Citando um exemplo simples, se devido a algum tipo de discórdia entra-se em conflito com alguém, a melhor forma de lidar com a raiva e o ressentimento gerados não é a de cultivar os sentimentos negativos. O melhor seria a pessoa se conscientizar de que, como ser humano, é capaz de odiar sim, e que isso não a torna pior. Ao aceitar sua dualidade, ela se torna capaz de transmutar a raiva num sentimento mais generoso, mais benevolente. Ao fazer isso, vai descobrir que não está tão certa como pensava e nem tão errada quanto temia. Dessa maneira torna-se mais fácil resolver o conflito, já que a pessoa vai aprender mais sobre si e sobre o outro também. E certamente o mesmo vai acontecer com o outro.

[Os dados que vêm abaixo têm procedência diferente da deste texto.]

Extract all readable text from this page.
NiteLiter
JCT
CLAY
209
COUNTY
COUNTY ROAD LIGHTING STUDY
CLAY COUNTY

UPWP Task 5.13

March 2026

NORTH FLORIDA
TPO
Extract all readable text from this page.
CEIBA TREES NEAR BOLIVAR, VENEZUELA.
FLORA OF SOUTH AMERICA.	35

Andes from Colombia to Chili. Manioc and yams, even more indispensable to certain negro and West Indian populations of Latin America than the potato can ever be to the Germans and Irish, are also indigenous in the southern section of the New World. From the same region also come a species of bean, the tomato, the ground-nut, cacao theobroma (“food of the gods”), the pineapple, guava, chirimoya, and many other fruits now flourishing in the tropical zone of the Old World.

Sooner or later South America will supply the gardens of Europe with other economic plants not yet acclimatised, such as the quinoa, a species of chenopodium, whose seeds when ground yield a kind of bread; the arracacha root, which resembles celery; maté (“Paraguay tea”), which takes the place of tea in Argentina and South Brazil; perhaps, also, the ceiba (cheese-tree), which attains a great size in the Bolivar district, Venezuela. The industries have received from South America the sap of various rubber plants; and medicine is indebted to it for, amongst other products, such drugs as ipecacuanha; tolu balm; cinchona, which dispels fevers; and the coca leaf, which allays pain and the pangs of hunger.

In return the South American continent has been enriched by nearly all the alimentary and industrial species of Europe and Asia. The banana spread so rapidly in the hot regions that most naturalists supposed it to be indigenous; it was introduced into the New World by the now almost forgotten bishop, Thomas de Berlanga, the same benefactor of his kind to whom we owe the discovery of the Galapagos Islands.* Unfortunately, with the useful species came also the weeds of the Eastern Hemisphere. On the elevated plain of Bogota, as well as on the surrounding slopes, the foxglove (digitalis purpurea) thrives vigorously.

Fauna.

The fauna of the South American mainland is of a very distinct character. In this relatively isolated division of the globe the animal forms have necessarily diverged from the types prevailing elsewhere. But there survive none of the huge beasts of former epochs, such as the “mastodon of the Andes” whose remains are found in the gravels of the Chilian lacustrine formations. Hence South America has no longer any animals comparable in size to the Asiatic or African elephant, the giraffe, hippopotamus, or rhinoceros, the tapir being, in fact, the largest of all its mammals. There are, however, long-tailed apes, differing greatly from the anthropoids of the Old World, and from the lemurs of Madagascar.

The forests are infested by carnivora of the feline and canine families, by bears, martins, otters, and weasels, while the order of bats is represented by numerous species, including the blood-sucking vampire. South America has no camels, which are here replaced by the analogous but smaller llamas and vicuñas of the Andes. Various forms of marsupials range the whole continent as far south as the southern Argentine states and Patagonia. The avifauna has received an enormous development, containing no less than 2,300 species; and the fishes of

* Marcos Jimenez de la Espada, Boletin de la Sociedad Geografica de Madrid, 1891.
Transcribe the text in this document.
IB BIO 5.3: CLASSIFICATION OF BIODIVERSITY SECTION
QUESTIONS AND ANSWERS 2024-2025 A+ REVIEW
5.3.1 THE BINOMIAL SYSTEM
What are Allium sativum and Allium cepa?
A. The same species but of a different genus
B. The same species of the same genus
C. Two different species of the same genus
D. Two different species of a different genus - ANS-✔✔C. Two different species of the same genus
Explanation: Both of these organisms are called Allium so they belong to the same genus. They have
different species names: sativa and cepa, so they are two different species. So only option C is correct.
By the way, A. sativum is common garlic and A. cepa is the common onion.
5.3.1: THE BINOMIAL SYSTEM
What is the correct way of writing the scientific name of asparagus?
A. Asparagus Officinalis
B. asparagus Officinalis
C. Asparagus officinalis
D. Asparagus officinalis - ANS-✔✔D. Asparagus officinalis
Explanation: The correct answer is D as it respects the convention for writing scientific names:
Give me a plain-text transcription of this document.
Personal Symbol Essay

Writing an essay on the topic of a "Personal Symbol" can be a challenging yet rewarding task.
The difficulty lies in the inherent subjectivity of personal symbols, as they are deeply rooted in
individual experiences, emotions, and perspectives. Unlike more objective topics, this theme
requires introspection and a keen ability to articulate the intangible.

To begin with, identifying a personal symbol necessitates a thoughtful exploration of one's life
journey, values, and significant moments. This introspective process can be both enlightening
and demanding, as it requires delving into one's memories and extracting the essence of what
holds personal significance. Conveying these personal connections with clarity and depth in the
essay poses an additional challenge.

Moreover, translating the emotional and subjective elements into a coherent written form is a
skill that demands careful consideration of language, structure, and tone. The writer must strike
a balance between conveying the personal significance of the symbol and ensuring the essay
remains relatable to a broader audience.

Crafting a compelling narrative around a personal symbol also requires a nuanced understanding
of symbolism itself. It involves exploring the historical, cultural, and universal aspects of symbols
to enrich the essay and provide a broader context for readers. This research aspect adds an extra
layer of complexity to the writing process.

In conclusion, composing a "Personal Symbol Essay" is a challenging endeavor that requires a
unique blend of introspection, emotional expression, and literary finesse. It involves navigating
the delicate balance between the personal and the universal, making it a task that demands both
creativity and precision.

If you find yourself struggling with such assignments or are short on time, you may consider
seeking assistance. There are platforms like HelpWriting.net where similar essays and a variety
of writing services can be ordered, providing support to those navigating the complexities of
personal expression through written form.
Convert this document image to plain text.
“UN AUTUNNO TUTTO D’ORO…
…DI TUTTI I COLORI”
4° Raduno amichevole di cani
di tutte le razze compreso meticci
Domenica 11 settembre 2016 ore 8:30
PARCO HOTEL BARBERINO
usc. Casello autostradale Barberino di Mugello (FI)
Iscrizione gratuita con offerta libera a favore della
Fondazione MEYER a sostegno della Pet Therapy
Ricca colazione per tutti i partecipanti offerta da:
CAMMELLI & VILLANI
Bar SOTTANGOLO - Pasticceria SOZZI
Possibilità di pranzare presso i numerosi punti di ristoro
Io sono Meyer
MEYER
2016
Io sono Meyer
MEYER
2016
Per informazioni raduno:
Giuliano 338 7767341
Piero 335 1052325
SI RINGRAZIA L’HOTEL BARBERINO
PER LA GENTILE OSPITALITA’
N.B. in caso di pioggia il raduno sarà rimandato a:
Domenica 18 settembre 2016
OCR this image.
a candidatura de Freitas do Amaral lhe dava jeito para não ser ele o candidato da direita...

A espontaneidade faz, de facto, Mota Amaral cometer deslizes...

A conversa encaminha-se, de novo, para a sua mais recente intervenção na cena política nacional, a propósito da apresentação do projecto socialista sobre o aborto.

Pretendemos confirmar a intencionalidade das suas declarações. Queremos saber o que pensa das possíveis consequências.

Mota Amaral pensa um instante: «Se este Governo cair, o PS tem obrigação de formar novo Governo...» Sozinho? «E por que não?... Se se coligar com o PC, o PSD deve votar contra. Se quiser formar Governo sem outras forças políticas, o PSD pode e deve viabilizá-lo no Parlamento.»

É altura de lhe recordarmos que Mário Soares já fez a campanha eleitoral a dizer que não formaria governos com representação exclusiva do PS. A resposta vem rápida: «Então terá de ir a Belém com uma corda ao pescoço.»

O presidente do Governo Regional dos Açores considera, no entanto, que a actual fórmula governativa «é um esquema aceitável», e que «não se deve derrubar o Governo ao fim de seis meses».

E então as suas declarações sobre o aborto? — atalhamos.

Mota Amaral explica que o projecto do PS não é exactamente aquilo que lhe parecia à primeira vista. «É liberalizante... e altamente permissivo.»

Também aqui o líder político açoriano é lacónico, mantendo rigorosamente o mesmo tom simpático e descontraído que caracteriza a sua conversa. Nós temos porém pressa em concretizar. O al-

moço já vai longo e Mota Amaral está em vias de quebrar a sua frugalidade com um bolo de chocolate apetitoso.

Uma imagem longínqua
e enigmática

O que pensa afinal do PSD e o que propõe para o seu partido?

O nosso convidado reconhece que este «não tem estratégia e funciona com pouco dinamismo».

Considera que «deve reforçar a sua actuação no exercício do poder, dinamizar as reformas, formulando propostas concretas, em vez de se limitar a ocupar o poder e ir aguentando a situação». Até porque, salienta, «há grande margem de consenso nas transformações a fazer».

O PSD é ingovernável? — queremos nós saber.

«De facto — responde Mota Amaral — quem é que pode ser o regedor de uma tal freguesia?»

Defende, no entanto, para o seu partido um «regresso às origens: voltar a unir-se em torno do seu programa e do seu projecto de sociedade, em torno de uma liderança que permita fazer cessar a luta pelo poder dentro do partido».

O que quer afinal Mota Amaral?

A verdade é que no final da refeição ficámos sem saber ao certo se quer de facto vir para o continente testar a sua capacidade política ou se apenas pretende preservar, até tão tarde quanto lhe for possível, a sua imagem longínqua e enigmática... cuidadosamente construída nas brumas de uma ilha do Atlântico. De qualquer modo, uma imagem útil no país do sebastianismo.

É importante que se perceba que dentro de nós existem os dois lados opostos do arquétipo. Negar ou tentar suprimir o que se considera negativo gera um profundo desequilíbrio interno, uma guerra interna, pois estamos negando uma parte de nós mesmos. Só se chega à unificação interior quando se combina e se harmoniza os opostos da dualidade. Daí surge o respeito a nossa própria individualidade e à individualidade do outro. Quando se atinge esse grau de compreensão em relação aos opostos que o arquétipo do deus da guerra representa, chega-se a um estado de paz interior e, conseqüentemente, à paz com o mundo que nos cerca.
Nota:
(1) Greene, Liz & Sasportas, Howard. Os planetas interiores. Roca.
Maria Julia Guerra.
Salvador, junho de 2002.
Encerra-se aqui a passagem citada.